Seit 2010 verschafft auch der vom früheren Hamburger Justizsenator Roger Kusch gegründete Verein "SterbeHilfeDeutschland" sterbewilligen Mitgliedern über einen Arzt tödliche Medikamente. Der Jurist reagiert flexibel auf neue Rechtslagen: Bereits 2008 half er mit seinem Verein "Dr. Roger Kusch Sterbehilfe" fünf Menschen beim Suizid und kassierte dafür jeweils 8.000 Euro. Nachdem ihm das vor Gericht verboten wurde, schwenkte Kusch auf eine Vereinslösung um: "SterbeHilfeDeutschland" hilft Patienten bei der Selbsttötung - ohne Honorar, aber nur bei bezahlter Mitgliedschaft. 2010 und 2011 hat der Verein nach eigenen Angaben 48 Menschen beim Suizid begleitet.

Recht auf aktive Sterbehilfe?

Angefacht wird die Debatte gegenwärtig auch von der Entwicklung im Nachbarland Belgien: Dort könnte in diesem Jahr auch Kindern das Recht auf aktive Sterbehilfe zugesprochen werden. In den vergangenen Tagen forderten daraufhin mehrere Prominente in Deutschland ein Recht auf aktive Sterbehilfe.
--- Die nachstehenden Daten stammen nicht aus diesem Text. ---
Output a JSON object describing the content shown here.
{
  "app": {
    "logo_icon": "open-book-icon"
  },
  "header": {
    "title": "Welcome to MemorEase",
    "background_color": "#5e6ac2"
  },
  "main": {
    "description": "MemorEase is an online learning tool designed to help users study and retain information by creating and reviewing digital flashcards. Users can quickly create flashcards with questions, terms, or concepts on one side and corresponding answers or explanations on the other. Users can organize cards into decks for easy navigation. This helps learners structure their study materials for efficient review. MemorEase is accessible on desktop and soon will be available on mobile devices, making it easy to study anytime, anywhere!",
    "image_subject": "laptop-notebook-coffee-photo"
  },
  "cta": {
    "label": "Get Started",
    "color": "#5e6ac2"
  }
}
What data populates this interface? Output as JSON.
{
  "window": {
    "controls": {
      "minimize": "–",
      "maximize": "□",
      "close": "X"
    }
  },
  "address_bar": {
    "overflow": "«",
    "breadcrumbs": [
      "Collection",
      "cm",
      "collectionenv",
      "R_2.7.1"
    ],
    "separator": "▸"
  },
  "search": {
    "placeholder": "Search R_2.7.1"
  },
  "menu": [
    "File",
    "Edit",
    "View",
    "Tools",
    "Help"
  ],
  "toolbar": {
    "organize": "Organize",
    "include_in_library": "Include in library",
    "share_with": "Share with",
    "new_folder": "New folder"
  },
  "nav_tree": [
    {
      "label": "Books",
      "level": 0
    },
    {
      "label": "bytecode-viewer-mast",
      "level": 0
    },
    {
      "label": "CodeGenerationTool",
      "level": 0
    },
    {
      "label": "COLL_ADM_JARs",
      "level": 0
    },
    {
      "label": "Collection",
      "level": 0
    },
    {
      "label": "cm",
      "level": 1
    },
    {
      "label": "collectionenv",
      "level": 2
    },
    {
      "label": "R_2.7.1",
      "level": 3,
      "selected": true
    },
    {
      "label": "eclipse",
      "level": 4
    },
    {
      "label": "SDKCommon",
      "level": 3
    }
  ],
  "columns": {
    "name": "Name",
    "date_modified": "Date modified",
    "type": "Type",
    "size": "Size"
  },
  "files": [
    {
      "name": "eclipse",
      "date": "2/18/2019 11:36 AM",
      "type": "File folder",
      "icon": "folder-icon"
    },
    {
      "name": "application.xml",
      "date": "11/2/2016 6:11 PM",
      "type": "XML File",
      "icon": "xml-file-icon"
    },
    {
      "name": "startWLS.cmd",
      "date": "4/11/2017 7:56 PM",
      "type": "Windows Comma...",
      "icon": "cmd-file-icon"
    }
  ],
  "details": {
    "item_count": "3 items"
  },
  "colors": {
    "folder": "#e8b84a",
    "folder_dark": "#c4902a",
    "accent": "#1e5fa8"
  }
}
Jedes Jahr würden von den Krankenkassen 100.000 Schwangerschaftsabbrüche bezahlt. "Warum soll es bei der Sterbehilfe nicht so gehen?", fragte der ehemalige MDR-Intendant Udo Reiter, der nach einem Autounfall seit 1966 querschnittsgelähmt ist. Und der Literaturkritiker Fritz Raddatz erklärte, es sei unmenschlich, wenn ein Gesetz verhindere, dass Sterbewillige ihr Leben selbstbestimmt und mit ärztlicher Hilfe beenden könnten.

Widerspruch kam vom früheren SPD-Chef Franz Müntefering. "Hier soll aus Angst vor dem unsicheren Leben ein sicheres Ende gesucht und der präventive Tod zur Mode der angeblich Lebensklügsten gemacht werden", sagte er mit Blick auf Reiter und Raddatz. Nützlichkeitserwägungen und Perfektionssehnsucht vermischt mit Lebensüberdruss könnten sich zu einer gefährlichen Melodie vereinen.